Le choix de la date a été guidé par une méthode qui combine l’observation visuelle du croissant lunaire et les données scientifiques, ou calculs astronomiques anticipés. Les pays qui ont opté pour cette approche scientifique sont la Turquie et Singapour, qui ont également fixé la date de l’Aïd au vendredi 20 mars 2026.
Cette décision vise à harmoniser la date de l’Aïd el-Fitr dans plusieurs pays, en favorisant ainsi l’unité et la cohésion dans la célébration de cette fête importante, qui joue un rôle central dans la vie religieuse et communautaire des musulmans.
Harmonisation et cohésion dans la célébration de l’Aïd el-Fitr
Cette synchronisation de la date de l’Aïd el-Fitr souligne l’importance et la profondeur de la communauté musulmane dans la prise de décision collective.
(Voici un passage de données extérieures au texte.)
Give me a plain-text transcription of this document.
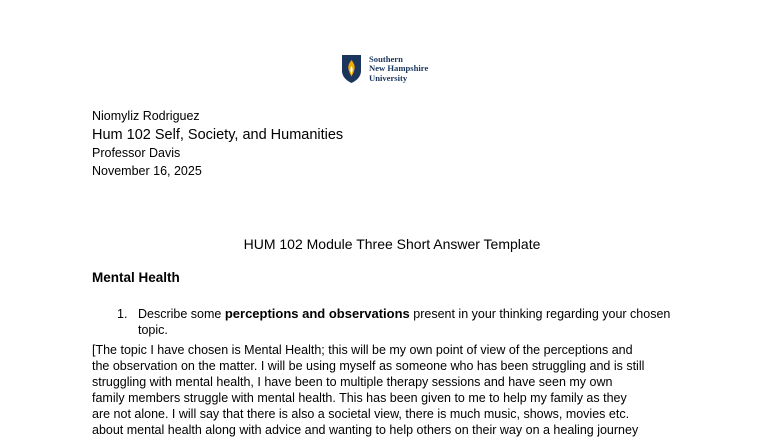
Southern
New Hampshire
University
Niomyliz Rodriguez
Hum 102 Self, Society, and Humanities
Professor Davis
November 16, 2025
HUM 102 Module Three Short Answer Template
Mental Health
1. Describe some perceptions and observations present in your thinking regarding your chosen
topic.
[The topic I have chosen is Mental Health; this will be my own point of view of the perceptions and
the observation on the matter. I will be using myself as someone who has been struggling and is still
struggling with mental health, I have been to multiple therapy sessions and have seen my own
family members struggle with mental health. This has been given to me to help my family as they
are not alone. I will say that there is also a societal view, there is much music, shows, movies etc.
about mental health along with advice and wanting to help others on their way on a healing journey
Elle permet non seulement une uniformisation du calendrier religieux, mais aussi une harmonisation des célébrations, favorisant la cohésion entre les communautés musulmanes à travers le monde.
En France, cette décision a été accueillie avec satisfaction par de nombreux fidèles, qui peuvent ainsi planifier avec précision leurs obligations religieuses et leurs activités liées à la fête. La Grande Mosquée de Paris a joué un rôle crucial en fournissant un cadre clair et accessible pour la communauté, en mettant à disposition des informations détaillées sur le portail officiel. Cette démarche montre la capacité de la communauté à s’adapter aux nouvelles technologies et à faciliter l’information, contribuant ainsi à la cohésion sociale.
La méthode retenue pour déterminer la date de l’Aïd el-Fitr, qui combine l’observation du croissant lunaire et les données scientifiques, est un compromis judicieux. Elle respecte les traditions religieuses tout en profitant des avancées scientifiques. Cette approche pourrait servir d’exemple pour d’autres pays cherchant à trouver un équilibre entre tradition et modernité.
Cette harmonisation de la date de l’Aïd el-Fitr devrait également faciliter les échanges commerciaux et les interactions sociales entre les différentes communautés musulmanes. Elle renforce la solidarité et l’unité dans la célébration de cette fête, soulignant l’importance de l’harmonie et de la convivialité dans la vie religieuse collective.